L’unica riforma riguarda la determinazione della pena complessiva a carico di Carmelo Salemi, “melo u ciuraru” a 8 anni e 8 mesi. È stata emessa ieri sera la sentenza della Corte d’Appello che chiude il processo di secondo grado figlio dell’inchiesta Picaneddu. Salemi è ritenuto infatti il capo del gruppo dei Santapaola-Ercolano di Picanello. I carabinieri, partendo dalle dichiarazioni del collaboratore di giustizia Antonio ‘gennarino’ D’Arrigo, hanno ricostruito l’organigramma di una delle cellule storiche di Cosa nostra catanese.

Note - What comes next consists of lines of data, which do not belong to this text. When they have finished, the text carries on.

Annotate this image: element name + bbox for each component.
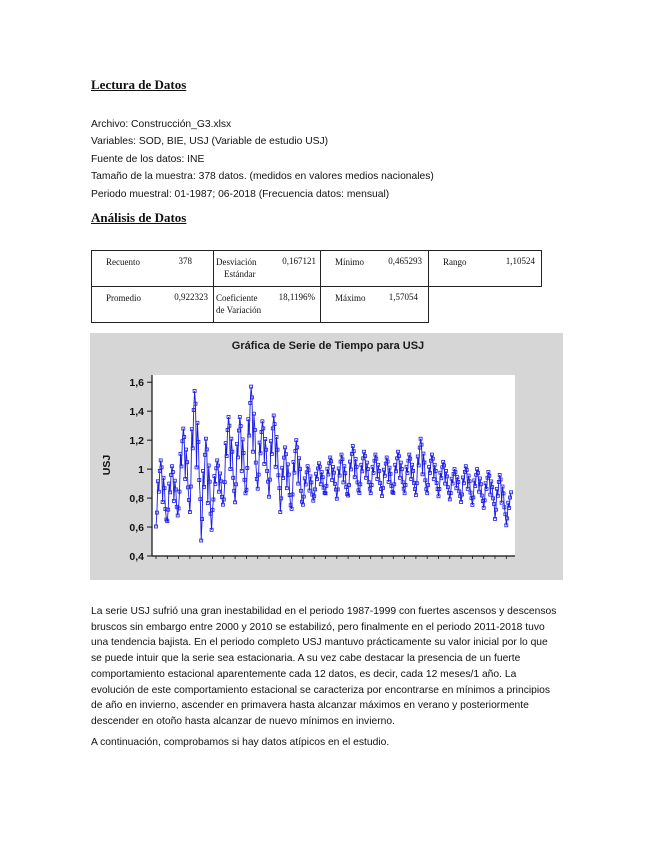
- heading-analisis-datos: Análisis de Datos: [91, 210, 187, 225]
- value-maximo: 1,57054: [388, 292, 418, 302]
- y-tick-label: 1,2: [129, 435, 144, 448]
- value-promedio: 0,922323: [174, 292, 208, 302]
- x-axis: [152, 556, 515, 559]
- chart-svg: [90, 333, 563, 580]
- value-desviacion: 0,167121: [282, 256, 316, 266]
- dataset-metadata: [91, 116, 434, 203]
- label-maximo: Máximo: [335, 293, 366, 303]
- heading-lectura-datos: Lectura de Datos: [91, 77, 187, 92]
- meta-tamano: Tamaño de la muestra: 378 datos. (medidos en valores medios nacionales): [91, 171, 434, 183]
- label-recuento: Recuento: [106, 257, 140, 267]
- time-series-chart: [90, 333, 563, 580]
- y-tick-label: 0,6: [129, 522, 144, 535]
- stats-row-2: [92, 287, 542, 323]
- label-rango: Rango: [443, 257, 467, 267]
- label-promedio: Promedio: [106, 293, 141, 303]
- analysis-paragraph: La serie USJ sufrió una gran inestabilidad en el periodo 1987-1999 con fuertes ascensos y descensos bruscos sin embargo entre 2000 y 2010 se estabilizó, pero finalmente en el periodo 2011-2018 tuvo una tendencia bajista. En el periodo completo USJ mantuvo prácticamente su valor inicial por lo que se puede intuir que la serie sea estacionaria. A su vez cabe destacar la presencia de un fuerte comportamiento estacional aparentemente cada 12 datos, es decir, cada 12 meses/1 año. La evolución de este comportamiento estacional se caracteriza por encontrarse en mínimos a principios de año en invierno, ascender en primavera hasta alcanzar máximos en verano y posteriormente descender en otoño hasta alcanzar de nuevo mínimos en invierno.: [91, 606, 557, 727]
- outliers-paragraph: A continuación, comprobamos si hay datos atípicos en el estudio.: [91, 737, 390, 748]
- meta-archivo: Archivo: Construcción_G3.xlsx: [91, 119, 232, 130]
- y-tick-label: 1: [138, 464, 144, 477]
- summary-statistics-table: [91, 250, 542, 323]
- label-coeficiente: Coeficiente de Variación: [216, 293, 262, 315]
- y-axis-label: USJ: [101, 454, 113, 476]
- stats-row-1: [92, 251, 542, 287]
- meta-variables: Variables: SOD, BIE, USJ (Variable de estudio USJ): [91, 136, 329, 148]
- value-coeficiente: 18,1196%: [278, 292, 315, 302]
- y-axis: [129, 375, 152, 563]
- value-rango: 1,10524: [505, 256, 535, 266]
- chart-title: Gráfica de Serie de Tiempo para USJ: [231, 340, 425, 352]
- value-recuento: 378: [178, 256, 192, 266]
- meta-fuente: Fuente de los datos: INE: [91, 153, 205, 165]
- y-tick-label: 0,8: [129, 493, 144, 506]
- y-tick-label: 1,4: [129, 406, 144, 419]
- y-tick-label: 1,6: [129, 377, 144, 390]
- value-minimo: 0,465293: [388, 256, 422, 266]
- meta-periodo: Periodo muestral: 01-1987; 06-2018 (Frecuencia datos: mensual): [91, 188, 390, 200]
- y-tick-label: 0,4: [129, 551, 144, 563]
- label-minimo: Mínimo: [335, 257, 365, 267]
- label-desviacion: Desviación Estándar: [216, 257, 257, 279]
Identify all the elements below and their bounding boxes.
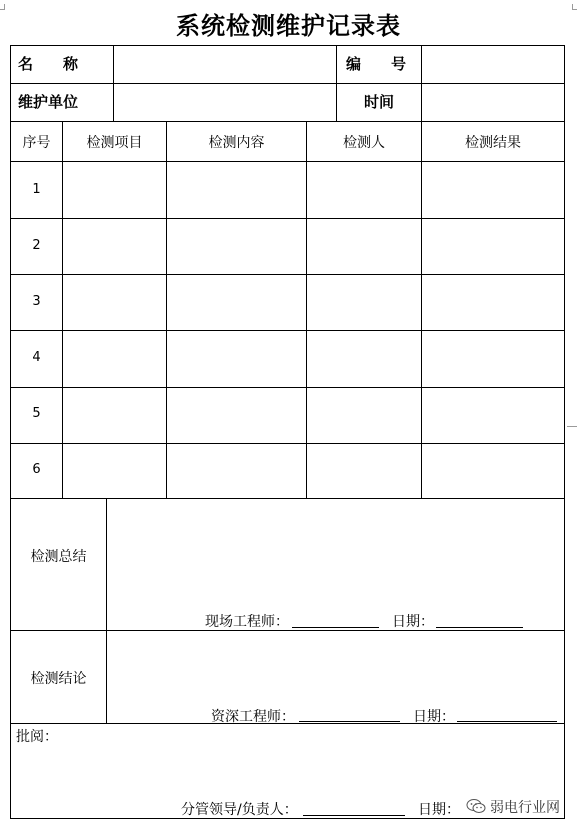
summary-label: 检测总结 — [30, 549, 87, 565]
row-content[interactable] — [170, 391, 302, 439]
row-person[interactable] — [310, 222, 417, 270]
row-number: 3 — [32, 294, 41, 309]
watermark-text: 弱电行业网 — [490, 800, 560, 816]
row-result[interactable] — [425, 447, 560, 494]
approval-date-label: 日期： — [418, 802, 460, 818]
col-header-no: 序号 — [22, 135, 51, 151]
row-result[interactable] — [425, 391, 560, 439]
col-header-person: 检测人 — [343, 135, 385, 151]
row-person[interactable] — [310, 447, 417, 494]
summary-engineer-value[interactable] — [292, 609, 378, 627]
row-result[interactable] — [425, 165, 560, 213]
row-item[interactable] — [66, 334, 162, 382]
margin-marker — [567, 426, 577, 427]
approval-label: 批阅： — [16, 729, 58, 745]
summary-date-underline — [436, 627, 523, 628]
number-value[interactable] — [426, 53, 560, 75]
number-label: 编 号 — [346, 55, 407, 73]
row-content[interactable] — [170, 447, 302, 494]
row-result[interactable] — [425, 334, 560, 382]
unit-label: 维护单位 — [18, 93, 79, 111]
approval-leader-underline — [303, 815, 405, 816]
row-content[interactable] — [170, 165, 302, 213]
row-item[interactable] — [66, 278, 162, 326]
row-item[interactable] — [66, 222, 162, 270]
row-item[interactable] — [66, 165, 162, 213]
row-content[interactable] — [170, 334, 302, 382]
row-number: 5 — [32, 406, 41, 421]
conclusion-engineer-label: 资深工程师： — [211, 709, 295, 725]
conclusion-label: 检测结论 — [30, 671, 87, 687]
summary-engineer-label: 现场工程师： — [205, 614, 289, 630]
conclusion-engineer-underline — [299, 721, 400, 722]
row-content[interactable] — [170, 222, 302, 270]
row-number: 2 — [32, 238, 41, 253]
time-label: 时间 — [363, 93, 394, 111]
row-person[interactable] — [310, 334, 417, 382]
conclusion-date-label: 日期： — [413, 709, 455, 725]
col-header-result: 检测结果 — [465, 135, 521, 151]
conclusion-date-value[interactable] — [457, 704, 557, 722]
row-person[interactable] — [310, 278, 417, 326]
summary-date-value[interactable] — [436, 609, 522, 627]
row-result[interactable] — [425, 222, 560, 270]
col-header-content: 检测内容 — [208, 135, 265, 151]
row-item[interactable] — [66, 391, 162, 439]
unit-value[interactable] — [118, 91, 332, 113]
summary-engineer-underline — [292, 627, 379, 628]
conclusion-engineer-value[interactable] — [299, 704, 399, 722]
row-number: 1 — [32, 182, 41, 197]
row-result[interactable] — [425, 278, 560, 326]
row-person[interactable] — [310, 165, 417, 213]
row-content[interactable] — [170, 278, 302, 326]
name-value[interactable] — [118, 53, 332, 75]
col-header-item: 检测项目 — [86, 135, 143, 151]
wechat-icon — [466, 798, 486, 814]
approval-leader-value[interactable] — [303, 797, 403, 815]
time-value[interactable] — [426, 91, 560, 113]
approval-leader-label: 分管领导/负责人： — [181, 802, 298, 818]
row-item[interactable] — [66, 447, 162, 494]
row-number: 4 — [32, 350, 41, 365]
page-title: 系统检测维护记录表 — [176, 11, 401, 40]
conclusion-date-underline — [457, 721, 557, 722]
name-label: 名 称 — [18, 55, 79, 73]
row-person[interactable] — [310, 391, 417, 439]
row-number: 6 — [32, 462, 41, 477]
summary-date-label: 日期： — [392, 614, 434, 630]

Il blitz, che è scattato nel 2021, non ha colpito solo i boss del braccio militare ma anche coloro che avrebbero investito i soldi sporchi in attività imprenditoriali. È il caso di Giovanni Comis, accusato di intestazione fittizia aggravata dal metodo mafioso. Lo storico esponente della famiglia di Cosa nostra sarebbe stato il socio occulto di una casa discografica – la Q Records poi raggiunta anche da misura di prevenzione – specializzata nel settore “neomelodico”. Custode dei soldi di Comis, Andrea Consoli, imputato nel troncone ordinario. Gli investigatori misero le cimici nella Maserati presa in affitto e scoprirono i segreti mafiosi di Picanello.
La Corte d’Appello ha confermato le condanne inflitte dal gup per tutti gli imputati: Andrea Caruso 6 anni e 8 mesi, Giovanni Comis 3 anni e 4 mesi, Enzo Dato 8 anni e 4 mesi, Giovanni Frazzetta 6 anni e 8 mesi, Marco Frazzetta 4 anni e 8 mesi, Giuseppe Russo 9 anni, Enzo Scalia 7 anni e Rudy Veneziano 1 anno. Assoluzione per Francesco Testa. I giudici di secondo grado, quindi, non hanno accolto i ricorsi delle difese e della procura.
Nel dispositivo letto questa sera ci sono anche le date di scarcerazione di alcuni boss. L’8 marzo 2027 – salvo altre batoste giudiziarie – dovrebbero tornare liberi Russo, Scalia e Caruso. Tre giorni dopo Enzo Dato, lo specialista delle latitanze.